Morte em Itaquaquecetuba
No caso de Carlos Alves Vieira, munições com os códigos AAE67 e BAY18 foram encontradas no carregador de uma pistola Glock 9mm atribuída ao advogado. A arma foi apresentada por policiais militares na delegacia. Os códigos constam do laudo do Instituto de Criminalística, e a origem dos lotes foi confirmada pelo Sou da Paz com base em dados de um inquérito do Ministério Público Federal.
A Secretaria da Segurança Pública informou que a Polícia Civil "segue apurando a ocorrência de novembro de 2025 em Itaquaquecetuba, incluindo as munições utilizadas". O setor de homicídios em Mogi das Cruzes conduz a investigação em sigilo. O inquérito da Corregedoria da PM foi concluído e enviado à Justiça Militar, que o remeteu à Justiça comum.
Parte da ocorrência foi registrada pelas câmeras corporais dos policiais, mas a Glock não aparece nas imagens. A gravação começou mais de seis minutos após os tiros. Uma câmera de segurança mostrou um policial mexendo no banco traseiro de uma viatura da Rota e, depois, no porta-malas do carro em que Vieira foi baleado. Mais tarde, uma mochila com 12 tijolos de maconha foi encontrada no compartimento.
Os policiais disseram ter apreendido duas armas no veículo. Nas imagens, aparece apenas uma pistola Taurus calibre 380. A perícia apontou que a numeração original da Glock havia sido raspada e substituída por um código falso. O número da Taurus foi completamente apagado, o que impediu o rastreamento das duas armas.
Além da Glock, foram localizados uma cápsula de calibre 9mm no assoalho do carro e outros seis cartuchos no asfalto. Todos eram de munições da PM.
Vieira foi apontado pelo governo paulista como integrante do PCC, mas a Ouvidoria das Polícias contesta essa afirmação. Recém-aprovado na OAB, ele era sócio de lojas de peças de motocicleta e de uma empresa de logística. Havia sido investigado por tráfico de drogas a partir de 2015, sem ser indiciado, e foi denunciado e processado por furto em 2009, mas não condenado.
Falta de base pública
Na mesma perícia, apareceram cápsulas com os códigos ABC81, AAF67 e BNT84. O lote BTN84 foi comprado pela Polícia Federal e também é irregular: mais de 6 milhões de munições tinham o mesmo código. Os outros dois lotes não têm origem conhecida publicamente.
Por lei, fabricantes devem marcar com códigos alfanuméricos as cápsulas vendidas às polícias e às Forças Armadas. Munições adquiridas no mercado civil não precisam ter esse código de rastreabilidade.
O Sou da Paz reúne informações por meio da Lei de Acesso à Informação e de outras fontes públicas, mas não existe uma base unificada das munições compradas pelas forças de segurança.

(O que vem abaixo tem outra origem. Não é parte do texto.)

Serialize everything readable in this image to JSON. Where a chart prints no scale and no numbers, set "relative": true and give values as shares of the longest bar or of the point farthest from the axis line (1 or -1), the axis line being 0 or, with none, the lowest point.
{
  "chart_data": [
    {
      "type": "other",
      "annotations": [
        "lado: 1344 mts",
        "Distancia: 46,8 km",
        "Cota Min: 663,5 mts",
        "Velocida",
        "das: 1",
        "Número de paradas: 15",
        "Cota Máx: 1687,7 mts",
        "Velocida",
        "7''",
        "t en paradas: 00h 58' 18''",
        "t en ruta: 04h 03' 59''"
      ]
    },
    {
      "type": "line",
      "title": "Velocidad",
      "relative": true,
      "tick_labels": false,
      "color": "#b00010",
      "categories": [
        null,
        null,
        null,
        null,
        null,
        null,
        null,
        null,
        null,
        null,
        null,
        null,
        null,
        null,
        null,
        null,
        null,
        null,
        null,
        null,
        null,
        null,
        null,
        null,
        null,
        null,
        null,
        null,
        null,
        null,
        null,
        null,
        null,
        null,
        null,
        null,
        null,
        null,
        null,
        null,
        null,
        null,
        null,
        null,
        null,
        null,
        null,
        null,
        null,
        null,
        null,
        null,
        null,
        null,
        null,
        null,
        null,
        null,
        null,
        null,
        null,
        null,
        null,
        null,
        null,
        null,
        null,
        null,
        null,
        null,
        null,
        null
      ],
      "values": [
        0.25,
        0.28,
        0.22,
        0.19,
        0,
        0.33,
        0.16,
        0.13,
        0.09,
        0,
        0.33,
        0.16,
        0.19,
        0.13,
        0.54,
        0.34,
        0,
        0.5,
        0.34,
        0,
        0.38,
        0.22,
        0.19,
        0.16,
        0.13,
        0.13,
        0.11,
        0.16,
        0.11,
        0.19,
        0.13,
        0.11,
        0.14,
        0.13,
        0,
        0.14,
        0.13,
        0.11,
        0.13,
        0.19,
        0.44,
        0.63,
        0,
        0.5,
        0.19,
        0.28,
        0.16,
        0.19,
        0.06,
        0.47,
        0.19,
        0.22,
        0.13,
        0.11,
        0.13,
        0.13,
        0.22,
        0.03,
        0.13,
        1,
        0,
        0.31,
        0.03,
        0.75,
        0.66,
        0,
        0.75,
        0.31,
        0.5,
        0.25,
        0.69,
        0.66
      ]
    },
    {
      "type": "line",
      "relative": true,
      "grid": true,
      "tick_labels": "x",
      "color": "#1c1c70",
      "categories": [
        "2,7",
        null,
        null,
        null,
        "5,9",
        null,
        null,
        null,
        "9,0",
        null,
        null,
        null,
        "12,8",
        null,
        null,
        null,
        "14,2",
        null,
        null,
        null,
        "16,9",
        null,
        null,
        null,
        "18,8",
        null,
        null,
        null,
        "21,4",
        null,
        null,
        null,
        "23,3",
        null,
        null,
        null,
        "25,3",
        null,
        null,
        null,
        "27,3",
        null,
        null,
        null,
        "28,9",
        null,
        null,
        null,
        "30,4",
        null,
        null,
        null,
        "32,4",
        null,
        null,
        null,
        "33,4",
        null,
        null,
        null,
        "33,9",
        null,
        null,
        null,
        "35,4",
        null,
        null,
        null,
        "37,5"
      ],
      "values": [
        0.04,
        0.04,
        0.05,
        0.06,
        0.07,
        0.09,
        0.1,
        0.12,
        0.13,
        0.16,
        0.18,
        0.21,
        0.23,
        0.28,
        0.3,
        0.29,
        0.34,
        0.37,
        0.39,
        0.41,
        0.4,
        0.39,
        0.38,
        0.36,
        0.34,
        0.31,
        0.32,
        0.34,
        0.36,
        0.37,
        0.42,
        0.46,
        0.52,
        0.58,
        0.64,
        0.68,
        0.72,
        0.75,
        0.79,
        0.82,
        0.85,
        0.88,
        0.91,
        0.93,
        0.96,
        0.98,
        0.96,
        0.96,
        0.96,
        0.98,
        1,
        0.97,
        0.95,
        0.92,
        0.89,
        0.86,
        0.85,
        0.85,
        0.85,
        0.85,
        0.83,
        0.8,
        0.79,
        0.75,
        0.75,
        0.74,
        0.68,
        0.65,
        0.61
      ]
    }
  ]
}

O instituto pediu, via LAI, os códigos de todas as munições vendidas a esses órgãos. O pedido está há cerca de dois anos em análise pela Casa Civil da gestão Lula, última instância para avaliar solicitações de informação.
Para Bruno Langeani, consultor sênior do Sou da Paz, "A falta de uma lista pública com os lotes impede que possamos cobrar órgãos com mais desvios".